L’orario di lavoro è un parametro vecchio per calcolare la retribuzione. Il ministro del Lavoro, Giuliano Poletti, mette nel mirino i contratti e suscita l’ira del sindacato. È giunto il momento, ha detto ieri nel corso di un convegno sul jobs act alla Luiss, di «immaginare contratti di lavoro che non abbiano come unico riferimento il rapporto ora-lavoro ma misurare l’apporto all’opera».
Poletti non ha dubbi e rincara la dose: «La misurazione ora-lavoro è un attrezzo vecchio che frena rispetto a elementi di innovazione». Secondo il ministro del Lavoro, per essere «efficaci ed efficienti sul lavoro abbiamo modificato molto i nostri ritmi, i nostri cicli biologici, ma oggi la tecnologia ci consente più libertà». E dunque, ragiona, andrebbe considerato non il lavoro pagato ad ora «ma la relazione tra lavoro e opera».
La replica dei sindacati non si è fatta attendere. «Bisogna smettere di scherzare su come si affrontano i problemi del lavoro» ha detto la segretaria della Cgil, Susanna Camusso che ha aggiunto: «la maggior parte delle persone stanno nelle catene di montaggio, negli ospedali, nelle campagne dove il tempo è fondamentale per salvaguardare la loro condizione».
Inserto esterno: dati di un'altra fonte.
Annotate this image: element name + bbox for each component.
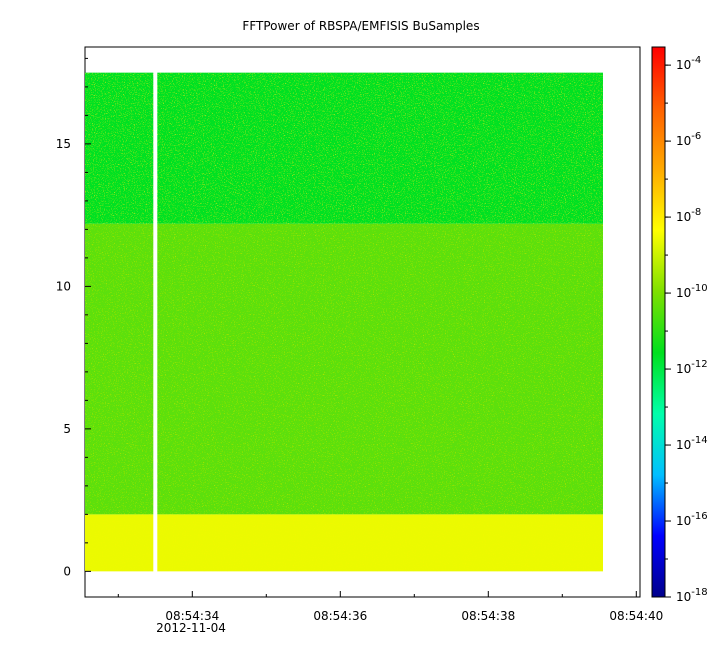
colorbar-exponent: -4 <box>691 55 701 66</box>
heatmap-band-3 <box>85 72 603 224</box>
colorbar-label-2: 10-8 <box>676 207 701 224</box>
y-tick-label-0: 0 <box>63 564 71 578</box>
colorbar-exponent: -12 <box>691 359 707 370</box>
colorbar-label-1: 10-6 <box>676 131 701 148</box>
y-tick-label-1: 5 <box>63 422 71 436</box>
x-axis: 08:54:34 08:54:36 08:54:38 08:54:40 <box>117 591 663 623</box>
x-date-label: 2012-11-04 <box>156 621 226 635</box>
y-tick-label-3: 15 <box>56 137 71 151</box>
colorbar-label-4: 10-12 <box>676 359 708 376</box>
colorbar <box>651 46 666 598</box>
colorbar-exponent: -16 <box>691 511 707 522</box>
chart-title: FFTPower of RBSPA/EMFISIS BuSamples <box>242 19 479 33</box>
heatmap-band-1 <box>85 514 603 572</box>
colorbar-label-5: 10-14 <box>676 435 708 452</box>
x-tick-label-0: 08:54:34 <box>165 609 219 623</box>
colorbar-label-0: 10-4 <box>676 55 701 72</box>
x-tick-label-1: 08:54:36 <box>313 609 367 623</box>
colorbar-exponent: -10 <box>691 283 707 294</box>
colorbar-label-7: 10-18 <box>676 587 708 604</box>
colorbar-exponent: -14 <box>691 435 707 446</box>
colorbar-axis: 10-4 10-6 10-8 10-10 10-12 10-14 10-16 10-18 <box>665 55 708 604</box>
y-tick-label-2: 10 <box>56 279 71 293</box>
colorbar-exponent: -6 <box>691 131 701 142</box>
colorbar-exponent: -8 <box>691 207 701 218</box>
heatmap-area <box>85 71 603 573</box>
data-gap <box>153 71 158 573</box>
colorbar-exponent: -18 <box>691 587 707 598</box>
y-axis: 0 5 10 15 <box>56 57 91 578</box>
x-tick-label-2: 08:54:38 <box>461 609 515 623</box>
colorbar-label-6: 10-16 <box>676 511 708 528</box>
heatmap-band-2 <box>85 223 603 515</box>
x-tick-label-3: 08:54:40 <box>609 609 663 623</box>
colorbar-label-3: 10-10 <box>676 283 708 300</box>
In serata dal ministero del Lavoro è poi arrivata una ulteriore nota di replica e di precisazione: «La posizione del governo e del ministro del Lavoro sulla riforma dei contratti è quella nota: si è in attesa che le parti sociali maturino un’intesa sulla materia». l
La nota precisa poi che le posizioni di Poletti sono state «espresse dal Ministro del Lavoro davanti ad un pubblico di economisti e di esperti come sollecitazione a riflettere sul tema, peraltro già manifestate in precedenti occasioni».
Nella polemica interviene anche Cesare Damiano, presidente della Commissione Lavoro della Camera. «Se ci si riferisce alla rivoluzione in corso nell’organizzazione del lavoro e dell’impresa, che richiede il massimo di flessibilità negli orari e nella prestazione – dice Damiano – siamo d’accordo purché non si torni al concetto di un lavoro esclusivamente retribuito sulla base della realizzazione di un’opera e senza parametri retributivi di riferimento».